At night, Aniela rides her bicycle to the concentration camp to drop off apples in the dirt where the laborers will find them. She also drops apples into the underground bunker prisons where many of the captured people are being held. Aniela knows which areas to go where she won’t be seen by the soldiers keeping guard. When she’s doing these secretive activities, the movie shows her in night vision-type lighting, as if she’s under secret surveillance by a camera with night vision.
Rudolf and Hedwig talk about things that seem ordinary and typical for people in a middle-class household. Hedwig mentions that she’d like him to take her to a spa in Italy. Rudolf is seen reading a children’s book to one of his daughters in bed. It’s not exactly the movie saying, “Nazis: They’re just like us,” but it’s the movie’s way of letting viewers know that people who believe in this extreme bigotry don’t look like monsters on the outside. They could be the harmless-looking people next door.
In a scene toward the end of movie, Rudolf is standing alone near a stairwell of a government building when he dry heaves and spits on the ground. It’s a scene reminiscent of near the end of the 2012 Oscar-nominated documentary “The Act of Killing,” in which former death squad leader Anwar Congo, who participated in the Indonesian mass killings of 1965 to 1966, begins uncontrollably dry wretching, as if he’s overwhelmed by the memories of what his atrocities looked like and smelled like. In “The Zone of Interest,” a present-day scene at the Auschwitz-Birkenau Memorial and Museum shows some of the devastating museum displays that have evidence of the many lives lost in the Holocaust.
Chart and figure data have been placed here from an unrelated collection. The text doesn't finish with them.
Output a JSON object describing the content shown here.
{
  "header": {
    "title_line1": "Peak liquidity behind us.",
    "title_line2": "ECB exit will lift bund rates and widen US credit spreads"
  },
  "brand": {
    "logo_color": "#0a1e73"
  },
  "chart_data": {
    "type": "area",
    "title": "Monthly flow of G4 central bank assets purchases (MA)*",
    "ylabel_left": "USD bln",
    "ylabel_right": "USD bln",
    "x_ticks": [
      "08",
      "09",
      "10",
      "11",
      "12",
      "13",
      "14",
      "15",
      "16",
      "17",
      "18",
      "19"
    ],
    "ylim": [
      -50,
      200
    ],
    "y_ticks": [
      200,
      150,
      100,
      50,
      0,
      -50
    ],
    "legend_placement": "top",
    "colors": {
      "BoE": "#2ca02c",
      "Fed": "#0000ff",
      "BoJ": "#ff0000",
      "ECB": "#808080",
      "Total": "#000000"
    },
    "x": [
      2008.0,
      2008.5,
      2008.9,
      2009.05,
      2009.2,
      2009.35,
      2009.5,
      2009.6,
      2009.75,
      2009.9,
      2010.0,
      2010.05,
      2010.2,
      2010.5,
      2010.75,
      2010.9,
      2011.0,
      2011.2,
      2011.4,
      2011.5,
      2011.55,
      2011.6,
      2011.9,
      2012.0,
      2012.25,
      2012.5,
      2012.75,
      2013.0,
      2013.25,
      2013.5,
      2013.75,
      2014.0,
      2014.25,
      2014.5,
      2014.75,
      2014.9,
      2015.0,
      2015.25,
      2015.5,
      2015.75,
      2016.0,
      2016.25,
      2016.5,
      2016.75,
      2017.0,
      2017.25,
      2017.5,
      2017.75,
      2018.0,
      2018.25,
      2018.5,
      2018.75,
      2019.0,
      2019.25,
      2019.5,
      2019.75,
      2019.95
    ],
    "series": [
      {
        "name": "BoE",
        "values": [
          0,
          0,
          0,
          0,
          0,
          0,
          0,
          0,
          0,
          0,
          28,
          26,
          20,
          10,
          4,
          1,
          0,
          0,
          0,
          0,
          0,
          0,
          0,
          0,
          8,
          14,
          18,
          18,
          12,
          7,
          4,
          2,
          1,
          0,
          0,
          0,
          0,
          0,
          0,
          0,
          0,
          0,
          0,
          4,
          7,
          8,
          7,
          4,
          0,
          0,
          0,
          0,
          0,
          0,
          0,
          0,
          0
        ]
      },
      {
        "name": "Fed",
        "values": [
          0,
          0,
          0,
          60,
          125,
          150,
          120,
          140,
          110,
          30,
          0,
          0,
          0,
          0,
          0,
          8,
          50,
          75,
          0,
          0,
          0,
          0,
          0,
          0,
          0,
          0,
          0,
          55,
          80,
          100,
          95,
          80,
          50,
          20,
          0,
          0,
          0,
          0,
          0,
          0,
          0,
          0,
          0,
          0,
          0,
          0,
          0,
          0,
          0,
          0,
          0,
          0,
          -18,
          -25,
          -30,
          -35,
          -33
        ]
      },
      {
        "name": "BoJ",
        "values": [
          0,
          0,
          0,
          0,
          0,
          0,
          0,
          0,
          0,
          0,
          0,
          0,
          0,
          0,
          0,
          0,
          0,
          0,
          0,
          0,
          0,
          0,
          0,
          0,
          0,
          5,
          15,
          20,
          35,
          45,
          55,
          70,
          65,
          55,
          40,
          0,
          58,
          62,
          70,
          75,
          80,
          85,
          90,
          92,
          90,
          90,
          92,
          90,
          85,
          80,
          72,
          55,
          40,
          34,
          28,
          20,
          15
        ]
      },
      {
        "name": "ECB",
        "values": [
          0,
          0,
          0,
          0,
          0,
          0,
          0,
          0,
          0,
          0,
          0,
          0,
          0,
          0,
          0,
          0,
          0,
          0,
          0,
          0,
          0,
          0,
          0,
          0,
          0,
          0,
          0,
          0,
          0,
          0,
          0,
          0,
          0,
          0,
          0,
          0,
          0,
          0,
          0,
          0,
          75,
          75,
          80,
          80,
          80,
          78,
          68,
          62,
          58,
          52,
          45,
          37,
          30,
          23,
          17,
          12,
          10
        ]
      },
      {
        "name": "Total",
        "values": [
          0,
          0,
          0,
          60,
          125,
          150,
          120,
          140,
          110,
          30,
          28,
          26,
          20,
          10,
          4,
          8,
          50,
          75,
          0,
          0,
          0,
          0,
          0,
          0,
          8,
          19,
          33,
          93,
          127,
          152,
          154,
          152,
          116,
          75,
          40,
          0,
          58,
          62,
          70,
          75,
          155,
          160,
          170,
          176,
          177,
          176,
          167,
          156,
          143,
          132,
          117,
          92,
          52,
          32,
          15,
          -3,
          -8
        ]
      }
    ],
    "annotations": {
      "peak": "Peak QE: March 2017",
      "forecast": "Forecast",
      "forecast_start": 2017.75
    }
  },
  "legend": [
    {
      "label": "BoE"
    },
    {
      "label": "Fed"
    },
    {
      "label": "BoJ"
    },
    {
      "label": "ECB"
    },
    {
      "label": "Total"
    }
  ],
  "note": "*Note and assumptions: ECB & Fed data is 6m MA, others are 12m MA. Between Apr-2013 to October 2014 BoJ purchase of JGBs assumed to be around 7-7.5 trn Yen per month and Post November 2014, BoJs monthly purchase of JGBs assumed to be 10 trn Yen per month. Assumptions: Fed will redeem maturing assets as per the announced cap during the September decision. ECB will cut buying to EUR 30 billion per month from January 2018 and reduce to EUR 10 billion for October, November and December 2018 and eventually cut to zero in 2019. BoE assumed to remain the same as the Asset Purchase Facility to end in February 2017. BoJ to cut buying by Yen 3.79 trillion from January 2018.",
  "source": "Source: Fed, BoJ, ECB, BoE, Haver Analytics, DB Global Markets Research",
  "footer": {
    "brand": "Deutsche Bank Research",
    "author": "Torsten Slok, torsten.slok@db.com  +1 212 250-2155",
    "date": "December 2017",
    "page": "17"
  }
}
Friedel and Hüller give capable performances, but “The Zone of Interest” doesn’t have big, showoff acting for a reason: The point of the movie is not to be about scene-stealing dramatics or to have cartoonish villains. It’s about showing how extraordinary cruelty can be condoned in plain sight and be rendered “ordinary” by the people who enable it to happen.
A24 will release “The Zone of Interest” in select U.S. cinemas on December 8, 2023.